Yes, I have favorite depressing poems. Sometimes poems just say things more effectively and less offensively (oops), and when I am having a moment of despair and isolation, Gerard Manley Hopkins is my main man. His poetry of faith and despair and hope and hey nature is cool have gotten me through many a tough time (particularly during the Kid on Chemo season).

So there was this paper, printed out

I WAKE and feel the fell of dark, not day.
What hours, O what black hoürs we have spent
This night! what sights you, heart, saw; ways you went!
And more must, in yet longer light’s delay.
With witness I speak this. But where I say 5
Hours I mean years, mean life. And my lament
Is cries countless, cries like dead letters sent
To dearest him that lives alas! away.

I am gall, I am heartburn. God’s most deep decree
Bitter would have me taste: my taste was me; 10
Bones built in me, flesh filled, blood brimmed the curse.
Selfyeast of spirit a dull dough sours. I see
The lost are like this, and their scourge to be
As I am mine, their sweating selves; but worse.

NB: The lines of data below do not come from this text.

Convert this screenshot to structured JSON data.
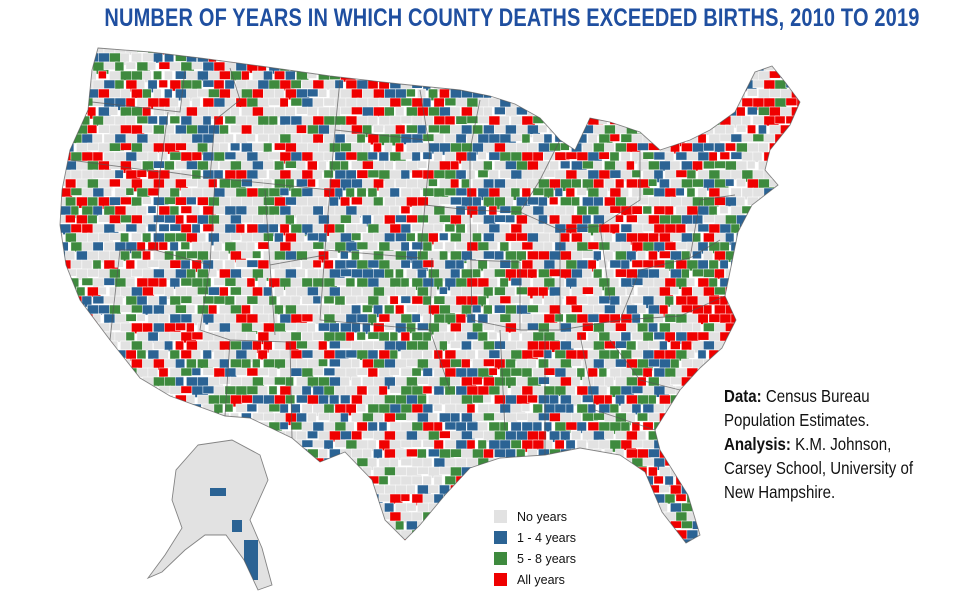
{
  "title": "NUMBER OF YEARS IN WHICH COUNTY DEATHS EXCEEDED BIRTHS, 2010 TO 2019",
  "colors": {
    "title": "#1f4fa0",
    "no_years": "#e2e2e2",
    "y1_4": "#2b6394",
    "y5_8": "#3e8a3e",
    "all_years": "#ef0000",
    "border": "#ffffff"
  },
  "legend": [
    {
      "label": "No years",
      "color": "#e2e2e2"
    },
    {
      "label": "1 - 4 years",
      "color": "#2b6394"
    },
    {
      "label": "5 - 8 years",
      "color": "#3e8a3e"
    },
    {
      "label": "All years",
      "color": "#ef0000"
    }
  ],
  "source": {
    "data_label": "Data:",
    "data_text": "Census Bureau Population Estimates.",
    "analysis_label": "Analysis:",
    "analysis_text": "K.M. Johnson, Carsey School, University of New Hampshire."
  }
}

Yes, it’s a perky piece. I can relate to insomnia and the “Is anybody OUT THERE?” vibe.

But there, at the top, just touching the top line of the poem, one of my children had stuck a sparkly blue smiley face sticker.

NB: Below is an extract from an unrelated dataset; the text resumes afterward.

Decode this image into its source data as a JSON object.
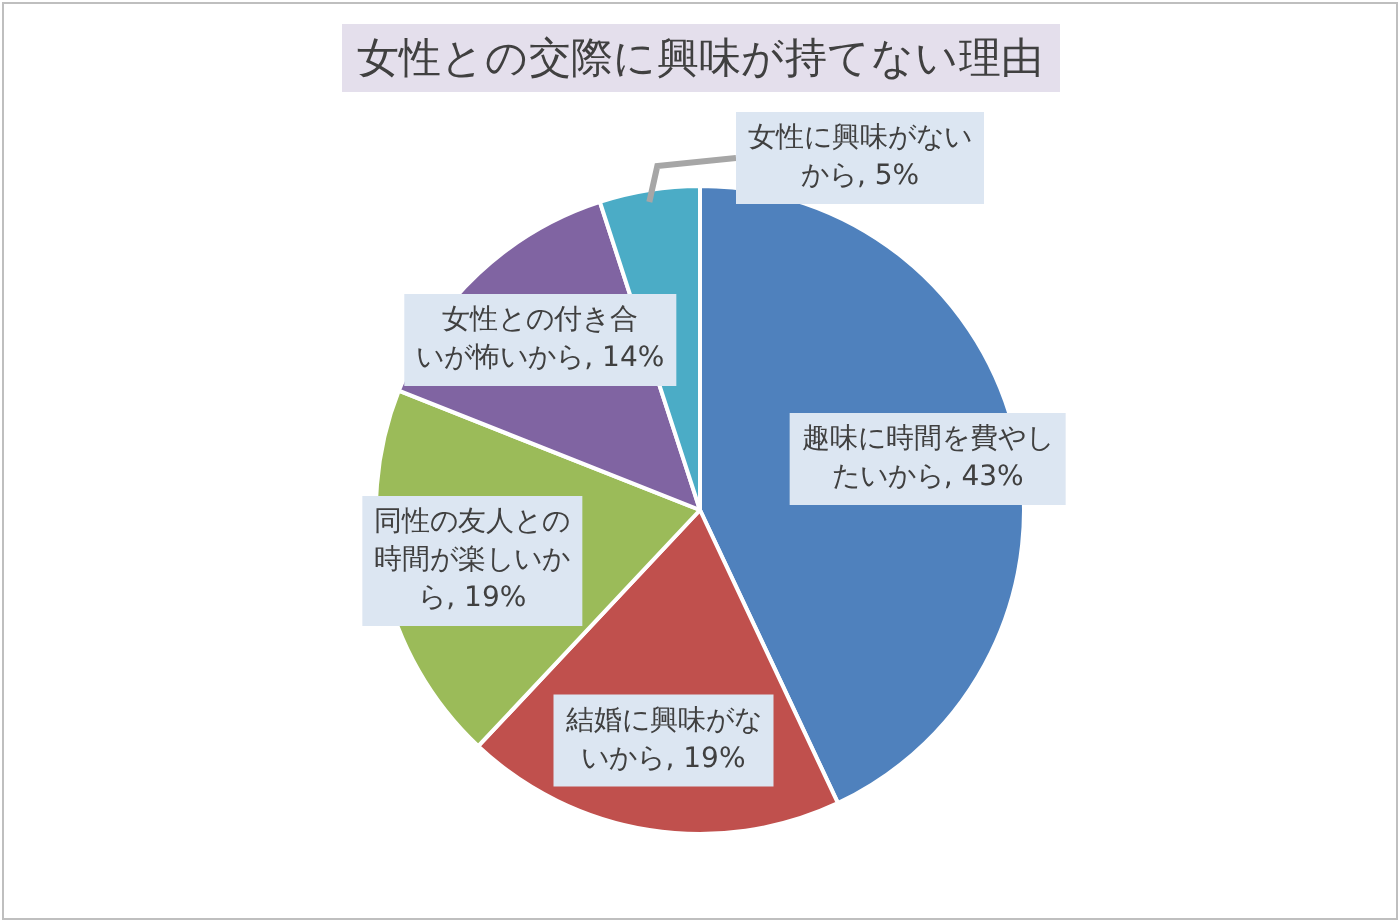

I know the poem well (it’s been living in that drawer for 6 years!)…but the smiley face sticker was a new moment. I found that festive little smile, left by my loving child, to be such a contrast of hope to the words of that poem, the words of my heart.

I refolded the paper, and put it back in the now marginally more organized drawer.

The day was still pretty rotten with patches of yikes, I won’t lie. But in the back of my mind, I can still see that little smiley, and I can imagine my little bud putting it there and tucking it back into my drawer…and really, at the end of the day, isn’t that the perspective of Holy Week? Piles of uber-yikes, of feeling utterly alone and lost and lamenting…and there, over the horizon, there is joy, just the smallest hint of joy, stuck there by somebody who loves us.

Have a blessed Easter, all


  1. Kristin,

    Thank you for sharing your story. It is such an amazing reminder for those who suffer with the chronic challenges of life. Where you turn to poetry, I have turned to music. I figure if it took care of David's manic depressive heart, it can probably work for me. I feel that the heart does better when it has it time to grieve what could have been, what should have been and what is not. If it can't, it turns to anger and rage. I believe it was General Patton who said "The only thing that scares me is a man who cannot cry. It means that he is devoid of emotion and salvation".

    I realize that you suffer silently and mightily. You are an amazing role model of how a warrior mother loves her children, cares for them is and is their greatest advocate.

    Please know that we do pray for you and are always willing to lend a hand in any way. Just say the word.

    Happy Easter! That image of the little smiley face will stay with me for a long time.

  2. Poets give our hearts words.
    I recently read a quote from Augustine... " God had one son without sin, but never one without suffering." That blue sticker- the sign of hope- reminds me today that there is Resurrection on the other side of the cross... Of all our crosses.
    And just sometimes, we find mercy in respite from the big darkness, and we have that blessed opportunity for compassion and hope.
    Love to you and a truly ascendant Easter.